The results are interesting, as the different colored groups represent different parts of the world. This makes sense since travelers are more likely to move between cities in a particular part of the world versus traveling thousands of miles away to a different region. For example, the lavendar section in the top left represents Thailand while the orange section next to it is Vietnam. From this, we can see how the dark blue circles on the left represent India, yet Hong Kong is also included. This implies that there are a lot of travelers stopping over at Hong Kong before traveling into India, possibly because Hong Kong has a major international airport.
The only caveat to this clustering is that there are way more clustered groups than there are discernible colors! So the peach circles in the middle are actually twenty individual groups of 3-4 cities.
There’s also a clear bias towards locations in Western Europe and Southeast Asia, two of the most popular travel destinations in the world, and especially among Redditors. There are virtually no itineraries through China, Australia, and Africa. Morocco and South Africa are the only African countries present.
We also tried some different layouts to see if we can find any other insights.
This graph uses the same data, but emphasizes the connections between the cities. We can now see how Barcelona (near 7 o’clock) is a major hub connecting to other European cities - showing how lots of Europeans travel to Barcelona for vacation. You can also see the intra-region connections, i.e. how each colored part of the circle has multiple connections within itself.
It’s also easier to see the smaller clustered regions in the peach section - for example Indonesia is now visible (near 10:30) with Jakarta and Bali being the two biggest travel destinations there. It’s possible to discern Australia and Brazil this way as well.
Below, we’ve included the .gephi project files with the data, so feel free to play around with it too!

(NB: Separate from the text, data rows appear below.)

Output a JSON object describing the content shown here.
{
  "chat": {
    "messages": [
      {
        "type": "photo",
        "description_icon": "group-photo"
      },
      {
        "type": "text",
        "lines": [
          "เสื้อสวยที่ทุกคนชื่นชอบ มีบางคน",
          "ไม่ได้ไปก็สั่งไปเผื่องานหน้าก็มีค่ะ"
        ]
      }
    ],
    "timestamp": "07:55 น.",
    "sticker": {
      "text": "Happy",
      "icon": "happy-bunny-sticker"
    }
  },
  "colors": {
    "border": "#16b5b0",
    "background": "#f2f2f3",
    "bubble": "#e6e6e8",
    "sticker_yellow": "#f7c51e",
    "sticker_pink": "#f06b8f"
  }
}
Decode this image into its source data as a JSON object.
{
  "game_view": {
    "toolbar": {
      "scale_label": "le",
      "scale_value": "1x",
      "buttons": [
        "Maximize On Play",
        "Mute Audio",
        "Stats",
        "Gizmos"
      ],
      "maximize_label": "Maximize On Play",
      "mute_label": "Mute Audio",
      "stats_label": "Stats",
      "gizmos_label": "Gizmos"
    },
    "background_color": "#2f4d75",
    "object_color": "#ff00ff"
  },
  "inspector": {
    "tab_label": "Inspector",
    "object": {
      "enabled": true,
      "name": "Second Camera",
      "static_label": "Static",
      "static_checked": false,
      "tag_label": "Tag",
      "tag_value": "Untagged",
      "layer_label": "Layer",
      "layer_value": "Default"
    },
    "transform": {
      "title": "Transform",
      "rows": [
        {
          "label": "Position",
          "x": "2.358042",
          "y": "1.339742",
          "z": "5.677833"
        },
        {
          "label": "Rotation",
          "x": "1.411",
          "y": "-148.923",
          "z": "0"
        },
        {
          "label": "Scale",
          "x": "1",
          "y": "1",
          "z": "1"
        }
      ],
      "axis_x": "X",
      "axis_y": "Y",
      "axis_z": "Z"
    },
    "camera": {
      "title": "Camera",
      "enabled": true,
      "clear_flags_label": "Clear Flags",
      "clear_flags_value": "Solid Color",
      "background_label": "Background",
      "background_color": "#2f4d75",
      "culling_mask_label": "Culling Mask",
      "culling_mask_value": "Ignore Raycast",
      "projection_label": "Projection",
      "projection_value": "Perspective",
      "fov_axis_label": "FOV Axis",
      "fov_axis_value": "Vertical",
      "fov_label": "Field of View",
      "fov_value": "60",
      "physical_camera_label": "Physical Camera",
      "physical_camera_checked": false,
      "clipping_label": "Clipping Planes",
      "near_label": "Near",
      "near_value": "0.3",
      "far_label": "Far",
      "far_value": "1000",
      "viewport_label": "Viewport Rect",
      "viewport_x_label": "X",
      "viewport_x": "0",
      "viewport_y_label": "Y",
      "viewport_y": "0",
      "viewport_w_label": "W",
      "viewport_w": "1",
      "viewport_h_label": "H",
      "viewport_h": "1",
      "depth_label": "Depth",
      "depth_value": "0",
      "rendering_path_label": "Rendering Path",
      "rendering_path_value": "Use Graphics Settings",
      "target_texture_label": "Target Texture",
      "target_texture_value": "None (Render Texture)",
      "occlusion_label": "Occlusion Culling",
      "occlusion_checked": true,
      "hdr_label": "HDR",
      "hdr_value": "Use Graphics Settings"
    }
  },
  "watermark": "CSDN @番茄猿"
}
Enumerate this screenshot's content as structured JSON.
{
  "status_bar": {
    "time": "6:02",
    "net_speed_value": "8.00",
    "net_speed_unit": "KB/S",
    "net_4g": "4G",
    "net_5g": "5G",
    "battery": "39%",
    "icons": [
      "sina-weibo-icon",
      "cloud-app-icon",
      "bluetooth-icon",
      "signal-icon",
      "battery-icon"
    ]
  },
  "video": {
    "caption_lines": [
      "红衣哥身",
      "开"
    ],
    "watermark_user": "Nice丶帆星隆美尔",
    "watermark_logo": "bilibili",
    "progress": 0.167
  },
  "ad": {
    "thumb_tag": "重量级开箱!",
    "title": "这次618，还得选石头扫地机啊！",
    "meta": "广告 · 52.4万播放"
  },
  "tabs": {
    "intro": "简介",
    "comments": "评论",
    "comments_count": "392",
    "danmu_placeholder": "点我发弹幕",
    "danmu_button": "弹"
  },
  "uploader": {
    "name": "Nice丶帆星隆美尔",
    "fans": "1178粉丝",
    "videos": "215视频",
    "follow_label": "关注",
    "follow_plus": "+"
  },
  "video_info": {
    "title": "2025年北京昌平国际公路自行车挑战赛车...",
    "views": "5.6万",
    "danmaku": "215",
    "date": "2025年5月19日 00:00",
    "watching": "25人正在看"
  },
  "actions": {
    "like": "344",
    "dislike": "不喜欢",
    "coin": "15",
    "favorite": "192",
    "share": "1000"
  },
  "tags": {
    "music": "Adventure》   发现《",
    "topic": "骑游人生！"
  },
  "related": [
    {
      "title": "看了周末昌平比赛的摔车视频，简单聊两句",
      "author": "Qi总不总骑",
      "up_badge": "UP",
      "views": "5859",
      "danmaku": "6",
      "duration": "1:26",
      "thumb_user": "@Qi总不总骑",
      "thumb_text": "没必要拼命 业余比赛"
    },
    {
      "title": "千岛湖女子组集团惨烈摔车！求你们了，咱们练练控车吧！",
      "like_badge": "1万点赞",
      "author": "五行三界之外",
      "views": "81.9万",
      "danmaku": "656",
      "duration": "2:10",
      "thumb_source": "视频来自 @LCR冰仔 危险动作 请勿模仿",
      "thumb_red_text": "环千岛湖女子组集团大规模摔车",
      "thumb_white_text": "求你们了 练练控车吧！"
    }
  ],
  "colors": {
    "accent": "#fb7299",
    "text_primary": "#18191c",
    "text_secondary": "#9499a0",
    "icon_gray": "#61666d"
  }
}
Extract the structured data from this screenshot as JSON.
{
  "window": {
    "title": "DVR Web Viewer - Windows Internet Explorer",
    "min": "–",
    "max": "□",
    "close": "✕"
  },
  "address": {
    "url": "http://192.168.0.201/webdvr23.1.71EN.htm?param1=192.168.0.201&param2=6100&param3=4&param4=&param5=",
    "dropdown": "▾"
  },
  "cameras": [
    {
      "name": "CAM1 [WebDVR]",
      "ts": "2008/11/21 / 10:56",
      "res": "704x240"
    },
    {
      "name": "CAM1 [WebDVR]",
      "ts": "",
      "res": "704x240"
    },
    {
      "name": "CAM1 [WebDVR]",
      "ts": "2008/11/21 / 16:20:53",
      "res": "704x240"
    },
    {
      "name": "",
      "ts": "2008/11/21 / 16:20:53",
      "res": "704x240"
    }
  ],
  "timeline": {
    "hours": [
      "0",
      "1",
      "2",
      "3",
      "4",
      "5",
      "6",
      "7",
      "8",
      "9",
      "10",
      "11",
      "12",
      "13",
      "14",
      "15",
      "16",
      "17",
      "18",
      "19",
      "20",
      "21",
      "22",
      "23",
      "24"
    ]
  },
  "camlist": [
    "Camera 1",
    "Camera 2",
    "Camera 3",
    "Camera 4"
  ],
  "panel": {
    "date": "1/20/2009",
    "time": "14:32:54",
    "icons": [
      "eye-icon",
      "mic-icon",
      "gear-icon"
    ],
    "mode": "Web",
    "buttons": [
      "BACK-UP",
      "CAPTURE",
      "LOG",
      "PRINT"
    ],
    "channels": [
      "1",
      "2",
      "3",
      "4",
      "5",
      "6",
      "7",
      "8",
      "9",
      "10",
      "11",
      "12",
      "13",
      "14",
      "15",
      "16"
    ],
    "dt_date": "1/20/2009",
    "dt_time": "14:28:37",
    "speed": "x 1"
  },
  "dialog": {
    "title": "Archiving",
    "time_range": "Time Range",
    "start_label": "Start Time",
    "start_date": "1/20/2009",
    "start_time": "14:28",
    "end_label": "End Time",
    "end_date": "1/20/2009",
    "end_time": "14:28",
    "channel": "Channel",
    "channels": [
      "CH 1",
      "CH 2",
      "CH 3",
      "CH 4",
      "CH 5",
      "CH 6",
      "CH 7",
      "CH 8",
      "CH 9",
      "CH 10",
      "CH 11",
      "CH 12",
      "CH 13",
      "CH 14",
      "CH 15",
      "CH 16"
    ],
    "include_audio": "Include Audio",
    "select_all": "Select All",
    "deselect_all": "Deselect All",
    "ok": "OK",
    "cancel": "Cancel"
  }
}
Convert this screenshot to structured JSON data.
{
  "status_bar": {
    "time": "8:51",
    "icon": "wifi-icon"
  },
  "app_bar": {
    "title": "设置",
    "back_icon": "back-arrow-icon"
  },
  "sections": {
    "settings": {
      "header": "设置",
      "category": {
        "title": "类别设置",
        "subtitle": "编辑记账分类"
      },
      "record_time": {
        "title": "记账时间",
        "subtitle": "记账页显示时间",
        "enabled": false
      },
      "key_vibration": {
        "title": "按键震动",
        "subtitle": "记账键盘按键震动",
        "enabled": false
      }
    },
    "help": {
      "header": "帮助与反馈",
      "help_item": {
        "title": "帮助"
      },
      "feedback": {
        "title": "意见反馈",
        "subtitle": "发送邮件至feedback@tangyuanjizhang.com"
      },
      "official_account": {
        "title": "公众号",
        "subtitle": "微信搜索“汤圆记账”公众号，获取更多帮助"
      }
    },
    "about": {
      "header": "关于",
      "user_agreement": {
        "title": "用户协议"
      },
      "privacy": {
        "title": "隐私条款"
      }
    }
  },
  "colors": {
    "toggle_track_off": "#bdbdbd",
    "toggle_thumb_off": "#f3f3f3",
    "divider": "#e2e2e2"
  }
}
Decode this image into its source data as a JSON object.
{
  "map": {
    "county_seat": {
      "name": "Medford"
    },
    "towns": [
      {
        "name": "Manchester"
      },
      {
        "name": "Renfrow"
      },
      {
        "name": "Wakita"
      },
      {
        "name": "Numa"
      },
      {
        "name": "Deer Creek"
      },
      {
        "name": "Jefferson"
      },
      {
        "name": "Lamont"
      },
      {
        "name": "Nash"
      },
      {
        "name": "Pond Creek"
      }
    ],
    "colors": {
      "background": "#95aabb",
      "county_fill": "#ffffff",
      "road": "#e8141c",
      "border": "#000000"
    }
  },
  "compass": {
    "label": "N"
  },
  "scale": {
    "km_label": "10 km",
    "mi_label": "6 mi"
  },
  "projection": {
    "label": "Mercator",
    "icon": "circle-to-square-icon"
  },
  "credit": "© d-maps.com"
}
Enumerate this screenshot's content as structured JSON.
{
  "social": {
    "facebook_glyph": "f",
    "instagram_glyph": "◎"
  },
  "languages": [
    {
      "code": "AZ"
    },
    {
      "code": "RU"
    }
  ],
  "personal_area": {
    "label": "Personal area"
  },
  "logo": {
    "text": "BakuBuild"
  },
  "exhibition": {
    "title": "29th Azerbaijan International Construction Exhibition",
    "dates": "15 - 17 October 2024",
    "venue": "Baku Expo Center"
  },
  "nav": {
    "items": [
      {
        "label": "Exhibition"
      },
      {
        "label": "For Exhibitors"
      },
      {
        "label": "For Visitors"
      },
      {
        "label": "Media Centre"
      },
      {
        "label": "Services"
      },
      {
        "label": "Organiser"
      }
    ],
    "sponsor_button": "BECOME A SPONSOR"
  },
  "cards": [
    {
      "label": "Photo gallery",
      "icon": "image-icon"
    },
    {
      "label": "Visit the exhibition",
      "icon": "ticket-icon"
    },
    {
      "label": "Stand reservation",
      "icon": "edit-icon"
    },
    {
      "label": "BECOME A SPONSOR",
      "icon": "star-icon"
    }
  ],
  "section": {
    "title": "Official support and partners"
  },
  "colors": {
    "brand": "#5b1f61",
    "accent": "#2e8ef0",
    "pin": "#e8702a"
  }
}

Step 5: Future Improvements
We were very pleased with the way the graphic turned out. It looks super cool and manages to show the most popular destinations. That being said, there are some obvious limitations with our method:
Misspellings aren’t being picked up
Since we ended up using exact match, any misspellings were simply ignored. This could be addressed by implementing fuzzy-matching, but that introduced a huge problem for us when we tried because cities with similar names we’re being picked up.
Not every thread is a straight list of destinations
We made a big assumption that all cities detected in the post are the stops on a user’s itinerary. However, this creates errors when a user says something like, “should I go to Madrid or Seville after Barcelona?” Our program incorrectly detects the itinerary as Madrid -> Seville -> Barcelona.
Our cities database lacks colloquial names
Many cities have a formal name and a more common name. For example, many people just call Rio de Janeiro, “Rio”, or Santiago de Queretaro, “Queretaro”. Our place database only has the more formal version of the name. Furthermore, if we tried to match something like “Rio”, we would incorrectly tag any city with the word Rio in the name to Rio de Janeiro.
Cities with names that are other common words
Cities like Nice, France had to be removed from the analysis because of all the false-positives. There a surprising amount of cities with common names like that, and unfortunately, all had to be excluded.